Re: [LSF/MM/BPF TOPIC] Reimagining Memory Cgroup (memcg_ext)

From: Jiayuan Chen

Date: Wed Mar 11 2026 - 00:58:35 EST

On 3/8/26 2:24 AM, Shakeel Butt wrote:

Over the last couple of weeks, I have been brainstorming on how I would go
about redesigning memcg, taking inspiration from sched_ext and bpfoom, with a
focus on existing challenges and issues. This proposal outlines the high-level
direction. Followup emails and patch series will cover and brainstorm the
mechanisms (of course BPF) to achieve these goals.

Memory cgroups provide memory accounting and the ability to control memory usage
of workloads through two categories of limits. Throttling limits (memory.max and
memory.high) cap memory consumption. Protection limits (memory.min and
memory.low) shield a workload's memory from reclaim under external memory
pressure.

Challenges
----------

- Workload owners rarely know their actual memory requirements, leading to
overprovisioned limits, lower utilization, and higher infrastructure costs.

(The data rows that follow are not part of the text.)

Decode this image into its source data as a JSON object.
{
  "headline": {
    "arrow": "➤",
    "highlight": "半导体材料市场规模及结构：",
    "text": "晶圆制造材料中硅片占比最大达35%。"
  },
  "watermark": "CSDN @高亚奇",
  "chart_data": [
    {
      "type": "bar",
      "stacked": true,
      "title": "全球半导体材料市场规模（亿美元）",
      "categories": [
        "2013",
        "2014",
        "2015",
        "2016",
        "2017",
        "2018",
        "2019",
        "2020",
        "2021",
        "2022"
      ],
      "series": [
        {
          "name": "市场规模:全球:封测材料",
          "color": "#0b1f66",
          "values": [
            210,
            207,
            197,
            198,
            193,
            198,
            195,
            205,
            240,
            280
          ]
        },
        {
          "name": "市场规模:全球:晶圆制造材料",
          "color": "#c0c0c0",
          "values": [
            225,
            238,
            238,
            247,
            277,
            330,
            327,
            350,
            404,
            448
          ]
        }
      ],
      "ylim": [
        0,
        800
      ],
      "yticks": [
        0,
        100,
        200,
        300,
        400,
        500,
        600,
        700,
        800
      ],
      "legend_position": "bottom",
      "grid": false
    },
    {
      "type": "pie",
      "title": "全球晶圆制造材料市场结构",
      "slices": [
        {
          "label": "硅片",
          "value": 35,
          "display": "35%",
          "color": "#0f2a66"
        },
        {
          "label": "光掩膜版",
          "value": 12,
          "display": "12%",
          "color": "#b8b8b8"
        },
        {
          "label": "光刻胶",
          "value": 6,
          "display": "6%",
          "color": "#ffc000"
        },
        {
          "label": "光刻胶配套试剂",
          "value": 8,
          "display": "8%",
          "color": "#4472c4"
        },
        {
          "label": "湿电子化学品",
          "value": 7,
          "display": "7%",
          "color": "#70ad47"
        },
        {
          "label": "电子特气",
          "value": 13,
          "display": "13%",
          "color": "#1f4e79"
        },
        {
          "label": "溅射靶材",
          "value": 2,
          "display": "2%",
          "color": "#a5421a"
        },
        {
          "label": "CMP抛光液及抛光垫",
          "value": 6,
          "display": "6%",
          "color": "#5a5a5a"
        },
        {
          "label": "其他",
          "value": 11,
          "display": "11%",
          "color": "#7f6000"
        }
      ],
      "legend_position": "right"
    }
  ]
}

- Throttling limit enforcement is synchronous in the allocating task's context,
which can stall latency-sensitive threads.

- The stalled thread may hold shared locks, causing priority inversion -- all
waiters are blocked regardless of their priority.

- Enforcement is indiscriminate -- there is no way to distinguish a
performance-critical or latency-critical allocator from a latency-tolerant
one.

- Protection limits assume static working sets size, forcing owners to either
overprovision or build complex userspace infrastructure to dynamically adjust
them.

Feature Wishlist
----------------

Here is the list of features and capabilities I want to enable in the
redesigned memcg limit enforcement world.

Per-Memcg Background Reclaim

In the new memcg world, with the goal of (mostly) eliminating direct synchronous
reclaim for limit enforcement, provide per-memcg background reclaimers which can
scale across CPUs with the allocation rate.

This sounds like a very useful approach. I have a few questions I'm thinking through:

How would you approach implementing this background reclaim? I'm imagining
something like asynchronous memory.reclaim operations - is that in line
with your thinking?

And regarding cold page identification - do you have a preferred approach?
I'm curious what the most practical way would be to accurately identify
which pages to reclaim.

Would be great to hear your perspective.